Five Years On

I have read so much over the past two years about how the body remembers the things we want to forget, how even when the dates and details are fuzzy, we can feel aches and sorrow in our hearts. This year is five years since I made the decision to face my rapist in court, and I have felt it more than ever in the past few years since that day. Maybe five years is a milestone year, a true anniversary, I don’t know. But I’ve been writing about it. Been revisiting the court dockets and my own memories to interrogate what the courts have called justice.

I didn’t have great plans for myself or my life at 23. I was happy with the smallness of my life, job hopping, drinking the days away, and more. I was in a new relationship then, I was in love, but that didn’t give me much hope for my future either. All of my life was defined by the hurt I experienced.

About a week before the man I had called a friend raped me, we sat on his couch and made music together. I was drunk and high, and he made me sing Karma Police by Radiohead. He seemed enraged when I sang quietly, he pushed me to be louder and braver. I didn’t understand where the emotion came from in him and I wanted to go home. That experience was one of a couple of experiences I had with him that made me uncomfortable, but this one stands out in my mind as particularly hurtful and odd.

The next week when he text me to hang out, I hesitated. I was with good friends, I felt safe and happy, but he told me he had been sad over his ex wife and needed a friend, so I went to him. He brought me pills, brought me drink after drink until I was woozy and slurring my words. He led me to his bedroom and stopped to say

“I know it seems like I’m trying to take advantage of you, with all the drugs and alcohol, but I love you and I’d never hurt you.”

I would gain consciousness to him raping me later that night.

When the case was going to trial, my rapist and his lawyer proposed a plea deal. I remember getting the call from the detectives and crying. I didn’t know. I didn’t know what I wanted to do, I was angry that someone wouldn’t just tell me what to do. I cried and cried and lost complete control of myself in the breastfeeding mothers room at work, all because I was presented with an “easy out.”

I didn’t take the deal initially, I wanted to fight. But sitting in that courthouse months later, listening to the questions I was asked by my legal team as the prepared me for the defense, I felt gutless. My throat was ripped out. I couldn’t think or speak. All of them crowded around me with furrowed brows and upturned mouths. They were worried I wouldn’t be able to do it. And I couldn’t. I didn’t. This day five years ago I took the plea deal and walked out of the courthouse into the October wind and sun, got in an uber, and went home.

Five years on, this story still hurts me. I still cry over who I was then, the pain I endured, the suffering and sadness I felt as a victim of rape. I couldn’t believe it had happened to me, again. My plan back then was to kill myself the next day, and I haven’t done that as I am telling you this story right now. I still struggle with being alive, but instead of killing myself, I’m writing a book about this experience. I haven’t seen any books of poetry written about my experience, and I want them in the world.

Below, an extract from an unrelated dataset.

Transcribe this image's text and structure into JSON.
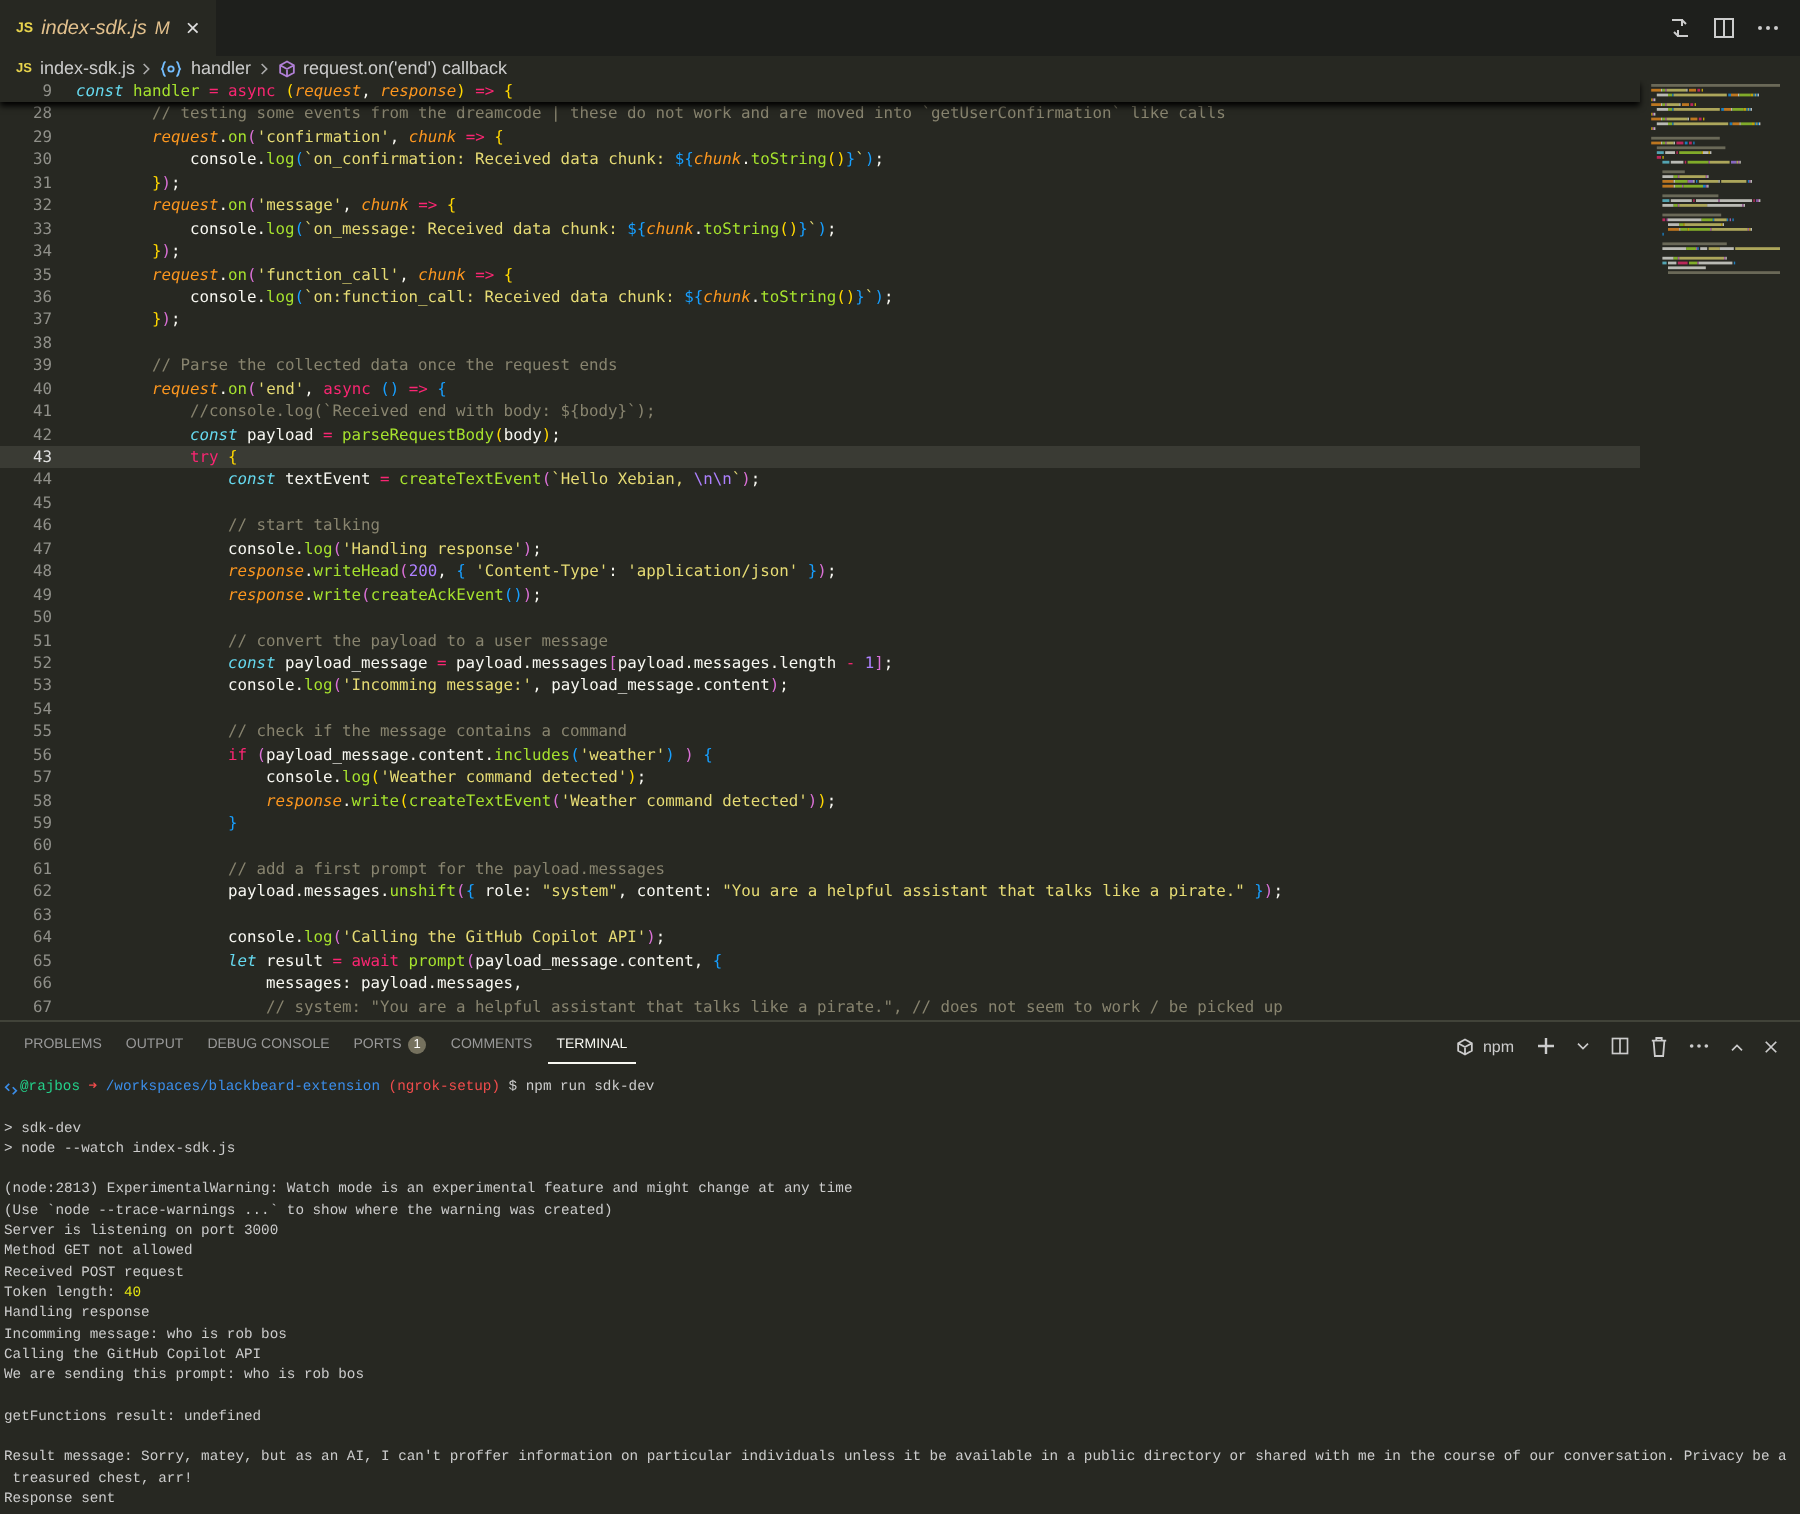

For years after my rape I went on not knowing my body. My drinking got worse, I disappeared into drugs and alcohol. I hurt myself every day. I didn’t get sober until 2018, and that changed things immensely for me. For one, I’ve finally had to face that day in full clarity, what happened to me. I finally have sat down and remembered every detail of my assault, the whole ugly thing. I’ve had to be alone with my body and my memories, and it is incredibly painful, but I believe there is something beyond that pain.

One of the beautiful things that came out of my assault was my friends who stood beside me through it all. My best friends came to my aid, cooked me meals, lent me money. When I was on my knees they hoisted me onto their shoulders. My gratitude is for them always, so thank you to Shanai, Cale, Lori, Diehl, and Eliana most of all.

When I think that these people could be grieving the anniversary of my death instead of me grieving the anniversary of this trial, it pains me. I almost left this world. I almost gave up. It makes me so sad for the woman I was, the world of hurt I lived in. I don’t know what my rapist is doing now and I don’t care to. The fact that he is a father now still haunts me enough for all these years removed. Some days, I am happy that I’m alive. Somedays, not so much. Today is one of those days, I’m struggling with my depression a lot lately, and I know that though my mind can tell me I’m better off dead, that doesn’t mean its true.

One day at a time, I’ll be okay. I’ll find my way back to my joy and my passion for living, growing, and making. I love being a poet, that has saved me more than anything. I’ll listen to my sad songs and cry for myself but I’ll be alive at the end of it.